Смотрю на неё, перед глазами начинает двоиться, хватаюсь за стену и чувствую, что ноги тяжелеют. Почти падаю на пол, старик с женщиной отрываются от диалога. Он что-то пытался выяснить обо мне…
Боль опоясывает живот, и я хватаюсь за него.
— Скорую, — кричит кто-то из них, я не разбираю, кто именно. Голову, мысли — всё затмевают боль и страх, он словно парализует. Открываю глаза, вижу, как Ольга, консьержка, что-то кричит на ходу о встрече скорой, а я хватаю деда за штанину. Он опускается ко мне.
— Что, что такое, девочка? Мы вызвали скорую, не переживай.
Отрицательно качаю головой.
— Армену, Армену, — шепчу, — позвоните. Диктую номер, по памяти. Сама не понимаю, почему попросила позвонить ему, но номер продиктовала без запинки и тут же почувствовала боль. Старик, ругнулся, уже говоря что-то о врачах, не разобрала, прикрыла глаза, так было проще, спокойнее. Темнота начала окутывать, забирать.
— Балерина она, Армина Огнева, — это последнее, что я четко услышала и разобрала. «Балерина, Армина Огнева» повторилось набатом в голове, затем полная темнота и мрак, который поглотил меня.
Глава 62
Медленно, с трудом, отрываю глаза. В нос бьет запах спирта, дергаю рукой, становится больно. Смотрю и понимаю, что в вену воткнута игла, прекращаю попытки дергать рукой, чтобы не причинять себе боль. Пытаюсь осмотреться, но в глазах словно пелена, различаю белые стены и тёмный силуэт, который сидит рядом. Концентрируюсь, но выходит плохо, не понимаю кто это, пока не слышу голос и не узнаю моего Армена.
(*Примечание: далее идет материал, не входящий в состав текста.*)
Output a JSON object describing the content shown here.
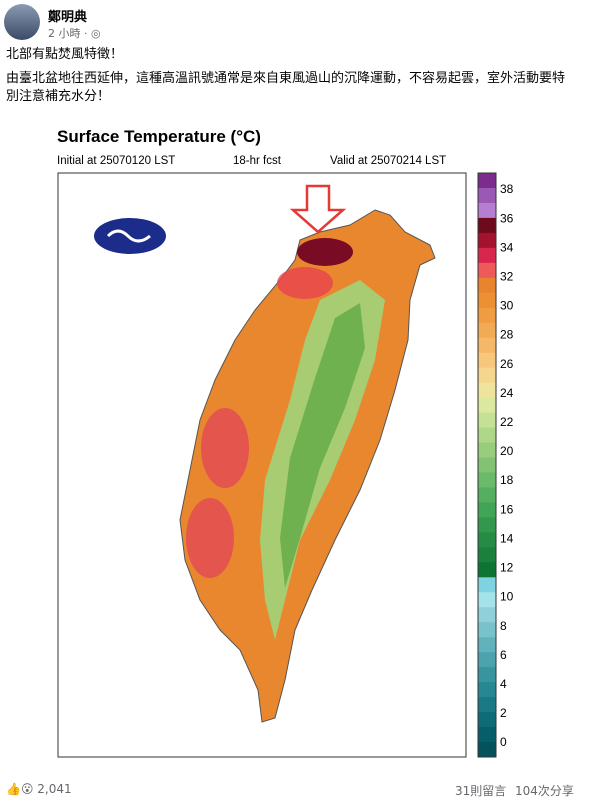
{
  "post": {
    "author": "鄭明典",
    "time": "2 小時",
    "lines": [
      "北部有點焚風特徵！",
      "由臺北盆地往西延伸，這種高溫訊號通常是來自東風過山的沉降運動，不容易起雲，室外活動要特別注意補充水分！"
    ]
  },
  "figure": {
    "title": "Surface Temperature (°C)",
    "initial": "Initial at 25070120 LST",
    "fcst": "18-hr fcst",
    "valid": "Valid at 25070214 LST",
    "colorbar_ticks": [
      "38",
      "36",
      "34",
      "32",
      "30",
      "28",
      "26",
      "24",
      "22",
      "20",
      "18",
      "16",
      "14",
      "12",
      "10",
      "8",
      "6",
      "4",
      "2",
      "0"
    ]
  },
  "footer": {
    "reactions": "2,041",
    "comments": "31則留言",
    "shares": "104次分享"
  }
}
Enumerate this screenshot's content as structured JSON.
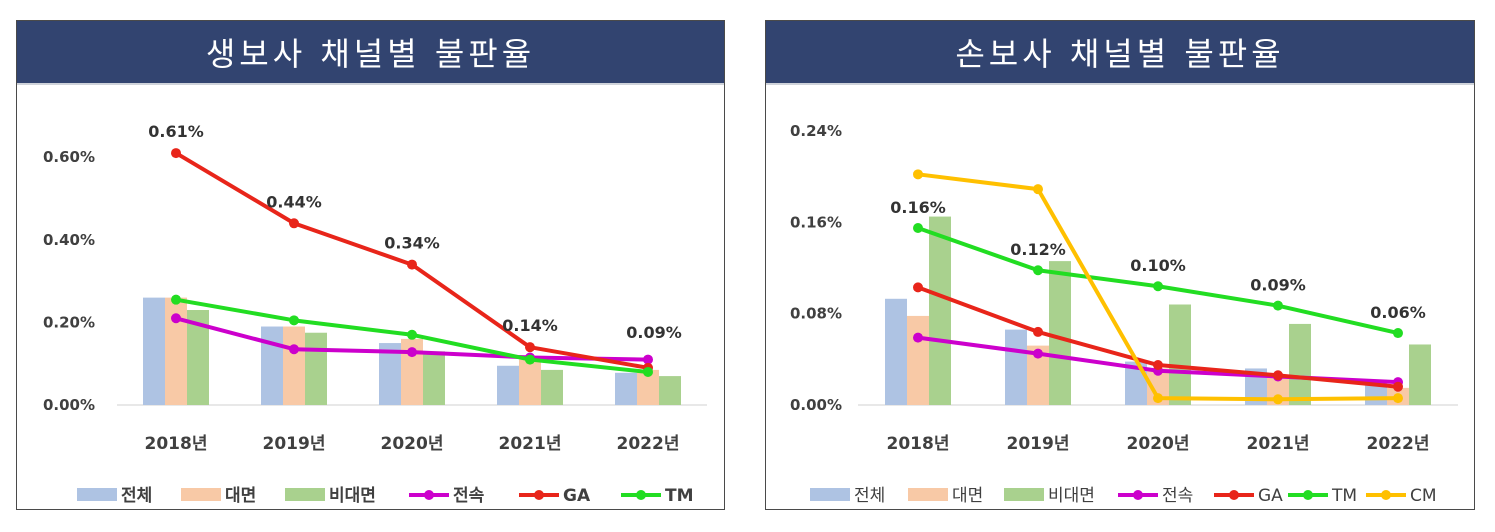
{
  "panels": [
    {
      "title": "생보사  채널별  불판율"
    },
    {
      "title": "손보사  채널별  불판율"
    }
  ],
  "colors": {
    "전체": "#aec3e3",
    "대면": "#f8c9a6",
    "비대면": "#a9d18e",
    "전속": "#cc00cc",
    "GA": "#e8251a",
    "TM": "#22dd22",
    "CM": "#ffc000",
    "banner": "#324470"
  },
  "chart_data": [
    {
      "type": "bar",
      "title": "생보사  채널별  불판율",
      "categories": [
        "2018년",
        "2019년",
        "2020년",
        "2021년",
        "2022년"
      ],
      "yticks": [
        "0.00%",
        "0.20%",
        "0.40%",
        "0.60%"
      ],
      "ylim": [
        0,
        0.0066
      ],
      "grid": false,
      "legend_position": "bottom",
      "bar_series": [
        {
          "name": "전체",
          "values": [
            0.0026,
            0.0019,
            0.0015,
            0.00095,
            0.00078
          ]
        },
        {
          "name": "대면",
          "values": [
            0.0026,
            0.0019,
            0.0016,
            0.0011,
            0.00085
          ]
        },
        {
          "name": "비대면",
          "values": [
            0.0023,
            0.00175,
            0.0013,
            0.00085,
            0.0007
          ]
        }
      ],
      "line_series": [
        {
          "name": "전속",
          "values": [
            0.0021,
            0.00135,
            0.00128,
            0.00115,
            0.0011
          ]
        },
        {
          "name": "GA",
          "values": [
            0.0061,
            0.0044,
            0.0034,
            0.0014,
            0.0009
          ]
        },
        {
          "name": "TM",
          "values": [
            0.00255,
            0.00205,
            0.0017,
            0.0011,
            0.0008
          ]
        }
      ],
      "data_labels": {
        "series": "GA",
        "labels": [
          "0.61%",
          "0.44%",
          "0.34%",
          "0.14%",
          "0.09%"
        ]
      },
      "legend": [
        "전체",
        "대면",
        "비대면",
        "전속",
        "GA",
        "TM"
      ]
    },
    {
      "type": "bar",
      "title": "손보사  채널별  불판율",
      "categories": [
        "2018년",
        "2019년",
        "2020년",
        "2021년",
        "2022년"
      ],
      "yticks": [
        "0.00%",
        "0.08%",
        "0.16%",
        "0.24%"
      ],
      "ylim": [
        0,
        0.0024
      ],
      "grid": false,
      "legend_position": "bottom",
      "bar_series": [
        {
          "name": "전체",
          "values": [
            0.00093,
            0.00066,
            0.00038,
            0.00032,
            0.00022
          ]
        },
        {
          "name": "대면",
          "values": [
            0.00078,
            0.00052,
            0.00032,
            0.00026,
            0.00015
          ]
        },
        {
          "name": "비대면",
          "values": [
            0.00165,
            0.00126,
            0.00088,
            0.00071,
            0.00053
          ]
        }
      ],
      "line_series": [
        {
          "name": "전속",
          "values": [
            0.00059,
            0.00045,
            0.0003,
            0.00025,
            0.0002
          ]
        },
        {
          "name": "GA",
          "values": [
            0.00103,
            0.00064,
            0.00035,
            0.00026,
            0.00016
          ]
        },
        {
          "name": "TM",
          "values": [
            0.00155,
            0.00118,
            0.00104,
            0.00087,
            0.00063
          ]
        },
        {
          "name": "CM",
          "values": [
            0.00202,
            0.00189,
            6e-05,
            5e-05,
            6e-05
          ]
        }
      ],
      "data_labels": {
        "series": "TM",
        "labels": [
          "0.16%",
          "0.12%",
          "0.10%",
          "0.09%",
          "0.06%"
        ]
      },
      "legend": [
        "전체",
        "대면",
        "비대면",
        "전속",
        "GA",
        "TM",
        "CM"
      ]
    }
  ]
}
— Армина, — вздрагиваю. Так непривычно, неожиданно слышать за столько лет из его уст такое обращение к себе, — Ари, черт! — исправляется друг, и я улыбаюсь, кажется, все в порядке. — Ты… ты думаешь головой, что делаешь?! — распаляется друг, но, видя, как я морщусь, продолжает спокойно, без крика. — Что случилось? Расскажи, как ты оказалась без одежды на трассе. Черт, о себе не думаешь, так о ребёнке подумай, Ари.
Армен говорит что-то ещё, а я молчу. Перед глазами плывёт. Наша ночь, фотографии, пришедшие на телефон Саввы, мои блуждания по трассе. Как я могла? Как можно было забыть? Пытаюсь прислушаться, но я ничего не слышу, становится так страшно, а вдруг с ними, что-то случилось. Руки холодеют, машинально кладу свободную на живот. Страшно, Боже, как мне страшно. Я не переживу, умру, знаю это точно.
— С малышом всё обошлось, — слышу словно через призму, когда Армен берет меня за руку, и слегка трясёт ее в попытке привезти меня в чувство.
Смотрю на него и ощущаю, как по моим щекам текут следы.
— Ари, я тебя прошу, ну прекрати, тебе нельзя нервничать, вдруг кровотечение, мне голову твой врач открутит. И так не хотели меня впускать, еле откупился.
Смеюсь, когда Арменчик смешно трёт пальцами, указывая на способ откупа.
— Всё, мы их любим и все мы грешны, — произносит, словно священник. — Расскажи, что случилось? Кто обидел тебя и моего крестника?!